Ever since the 1950′s, pharmaceutical funded medical trials have shown that sugar pills and sham treatments can heal disease, rejuvenate cells, reverse tissue damage, cure warts and even enlarge breasts. So I’m willing to wager it doesn’t matter whether it’s a sugar pill or an ancient esoteric secret if “I” believe in it – my body will too.

But isn’t this the hardest part? Can I overcome a lifetime of conditioning that tells me aging and disease are inevitable and dictated by our genes? That tell me the fountain of youth is just a fable – woven out of magical thinking and a fear of mortality as old as the hills?

It strikes me that while our ancestors saw their consciousness and the natural environment as all the technology they needed, we now believe we need some cybernetic implant, chemical concoction, miracle ingredient, some cutting edge scientific advancement to vaunt us past death into post-human status.

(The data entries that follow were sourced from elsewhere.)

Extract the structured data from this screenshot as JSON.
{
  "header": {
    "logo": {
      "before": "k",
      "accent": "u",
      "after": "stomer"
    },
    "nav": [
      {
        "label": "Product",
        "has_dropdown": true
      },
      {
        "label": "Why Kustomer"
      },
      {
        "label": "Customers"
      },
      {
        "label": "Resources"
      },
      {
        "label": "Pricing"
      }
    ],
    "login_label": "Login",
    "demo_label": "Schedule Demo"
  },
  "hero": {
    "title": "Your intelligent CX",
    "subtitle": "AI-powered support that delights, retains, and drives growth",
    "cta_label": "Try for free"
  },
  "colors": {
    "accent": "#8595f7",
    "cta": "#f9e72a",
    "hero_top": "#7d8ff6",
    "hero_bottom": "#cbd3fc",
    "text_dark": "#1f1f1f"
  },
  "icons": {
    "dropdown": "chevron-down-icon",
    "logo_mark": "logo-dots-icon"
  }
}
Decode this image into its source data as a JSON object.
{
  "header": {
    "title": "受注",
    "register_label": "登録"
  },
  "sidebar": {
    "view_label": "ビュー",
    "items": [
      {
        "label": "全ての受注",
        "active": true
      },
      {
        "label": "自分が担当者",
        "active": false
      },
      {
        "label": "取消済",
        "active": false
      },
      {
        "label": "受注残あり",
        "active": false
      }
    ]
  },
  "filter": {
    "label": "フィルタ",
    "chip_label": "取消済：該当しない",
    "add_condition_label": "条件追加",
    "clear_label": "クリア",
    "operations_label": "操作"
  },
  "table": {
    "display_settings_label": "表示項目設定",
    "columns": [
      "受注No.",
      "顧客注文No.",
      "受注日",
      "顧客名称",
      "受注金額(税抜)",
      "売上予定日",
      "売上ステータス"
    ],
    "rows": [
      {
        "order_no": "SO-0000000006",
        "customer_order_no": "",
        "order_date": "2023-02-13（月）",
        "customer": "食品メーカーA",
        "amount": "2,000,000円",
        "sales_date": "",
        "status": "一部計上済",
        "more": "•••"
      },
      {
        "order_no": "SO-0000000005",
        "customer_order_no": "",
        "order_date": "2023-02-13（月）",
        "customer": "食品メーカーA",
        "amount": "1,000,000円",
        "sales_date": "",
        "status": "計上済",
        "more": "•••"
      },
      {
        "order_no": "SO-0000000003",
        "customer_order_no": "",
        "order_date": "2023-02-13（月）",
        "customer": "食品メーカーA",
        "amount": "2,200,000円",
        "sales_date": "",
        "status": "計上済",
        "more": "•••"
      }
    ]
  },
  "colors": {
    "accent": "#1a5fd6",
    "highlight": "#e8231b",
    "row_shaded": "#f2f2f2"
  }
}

The goals of Transhumanism (merging man with cybernetics and robotics) have much in common with the ancient enlightenment agendas; the acquisition of superhuman powers, a perfected body, the achievement of immortality. We are still being driven by the same impulse to transmute ourselves into something better, something new and improved. But I wonder – do we really need all the hardware?

That’s why my quest to discover the secrets to vitality is going back to the basics. I’m placing my I bets on the mystical time-honored traditions, with their more natural, accessible and affordable methodologies. Whether I succeed, feel more energized and revitalized, maybe even grow more youthful – who knows? But of this much I am sure – and I quote the great Taoist Sage, Lao Tzu – “When I let go of who I am, I become who I might be.”